Alzheimer's disease - what is it
Alzheimer's disease is the most common cause of dementia, a common term for memory loss and other cognitive abilities serious enough to interfere with daily life. Alzheimer's disease accounts for 60-80% of cases of dementia. This condition is not a normal part of ageing, but the most serious risk factor for its development is precisely age. Also, Alzheimer's disease is a progressive disease in which the symptoms of dementia gradually worsen over several years.
What the research team finds
"Given that we have not been able to treat advanced Alzheimer's disease and that the global spread of the disease is increasing, the ability to identify people at the preclinical stage, when we still have a chance to intervene, is really important," says health researcher Ashley Barrett-Young of the University of Ougho, New Zealand. [ref.1]

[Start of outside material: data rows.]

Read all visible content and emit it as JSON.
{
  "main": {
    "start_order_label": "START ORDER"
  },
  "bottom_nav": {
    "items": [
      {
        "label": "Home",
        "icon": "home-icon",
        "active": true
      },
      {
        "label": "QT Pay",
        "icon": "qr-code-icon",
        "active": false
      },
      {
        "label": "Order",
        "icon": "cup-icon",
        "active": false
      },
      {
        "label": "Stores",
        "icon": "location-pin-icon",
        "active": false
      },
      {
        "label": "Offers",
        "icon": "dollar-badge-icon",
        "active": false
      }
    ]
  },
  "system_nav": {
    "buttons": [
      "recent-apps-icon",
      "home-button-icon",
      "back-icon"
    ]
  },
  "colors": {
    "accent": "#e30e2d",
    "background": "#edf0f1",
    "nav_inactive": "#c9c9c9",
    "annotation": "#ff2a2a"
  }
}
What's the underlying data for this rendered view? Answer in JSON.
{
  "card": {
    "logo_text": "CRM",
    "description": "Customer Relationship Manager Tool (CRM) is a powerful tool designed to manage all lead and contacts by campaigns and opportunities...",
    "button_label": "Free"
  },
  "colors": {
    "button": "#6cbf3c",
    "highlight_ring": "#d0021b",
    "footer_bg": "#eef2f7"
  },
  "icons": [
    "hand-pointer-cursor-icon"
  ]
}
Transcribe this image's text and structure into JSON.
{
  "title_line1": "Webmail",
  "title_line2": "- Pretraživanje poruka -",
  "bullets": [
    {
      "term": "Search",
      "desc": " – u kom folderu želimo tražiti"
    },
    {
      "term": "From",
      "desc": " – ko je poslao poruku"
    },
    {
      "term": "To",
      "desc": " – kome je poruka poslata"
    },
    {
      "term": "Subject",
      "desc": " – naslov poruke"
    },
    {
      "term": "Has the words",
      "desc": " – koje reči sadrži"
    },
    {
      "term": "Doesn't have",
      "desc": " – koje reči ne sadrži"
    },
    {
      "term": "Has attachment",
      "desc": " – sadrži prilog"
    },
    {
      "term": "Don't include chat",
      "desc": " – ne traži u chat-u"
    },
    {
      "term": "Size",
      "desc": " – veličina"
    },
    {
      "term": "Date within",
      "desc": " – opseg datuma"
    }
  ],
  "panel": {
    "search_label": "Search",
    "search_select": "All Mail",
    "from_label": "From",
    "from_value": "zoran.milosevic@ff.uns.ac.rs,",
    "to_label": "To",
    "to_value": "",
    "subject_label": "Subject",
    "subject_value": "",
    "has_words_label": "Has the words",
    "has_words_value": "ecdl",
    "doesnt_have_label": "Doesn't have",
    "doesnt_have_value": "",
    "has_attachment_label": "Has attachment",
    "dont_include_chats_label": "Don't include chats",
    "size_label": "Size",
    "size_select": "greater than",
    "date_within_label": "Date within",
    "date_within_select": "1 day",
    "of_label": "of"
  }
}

People with Alzheimer's disease often live with visual impairments that can contribute to mental confusion, disorientation and social isolation - all symptoms that, along with memory loss, disrupt the daily lives of millions of people living with the disease.
This study is not the first time scientists have suggested that the eyes could be a window into the brain. More than a decade ago, researchers discovered amyloid-beta proteins, the hallmark of Alzheimer's disease, in the retinas of people with this disease. Subsequent studies of eye images revealed that Alzheimer's patients also had thinner retinas. Another study from 2018 also reported strong links between Alzheimer's disease and three common eye conditions, including glaucoma and macular degeneration.
In the new study, researchers analyzed data from Dunedin's long-running study, which tracked the lives of more than 1,000 babies born in the early 1970s at a New Zealand hospital. Five decades later, Barrett-Young and colleagues selected for their analysis a subset of 865 adults who had eye examinations at age 45, along with a set of neuropsychological tests in adulthood and early childhood, as part of the Dunedin experiment.
The thickness of two different parts of the retina (layers of nerve fibers of the retina and layers of ganglion cells) were measured in the examinations. The analysis showed that study participants with thinner layers of the retina achieved lower scores in cognitive performance tests, both as adults and when they were children.
However, no associations were found between retinal thinning and an overall decline in cognitive function (between childhood and middle age), which may indicate that something is changing in the brain. While thinner layers of nerve fibers of the retina at age 45 are associated with a decrease in the rate of brain processing since childhood, this may just be a sign of general aging and not necessarily associated with Alzheimer's disease.
"The findings suggest that retinal thickness may be an indicator of overall brain health," says Barrett-Young, who led the study.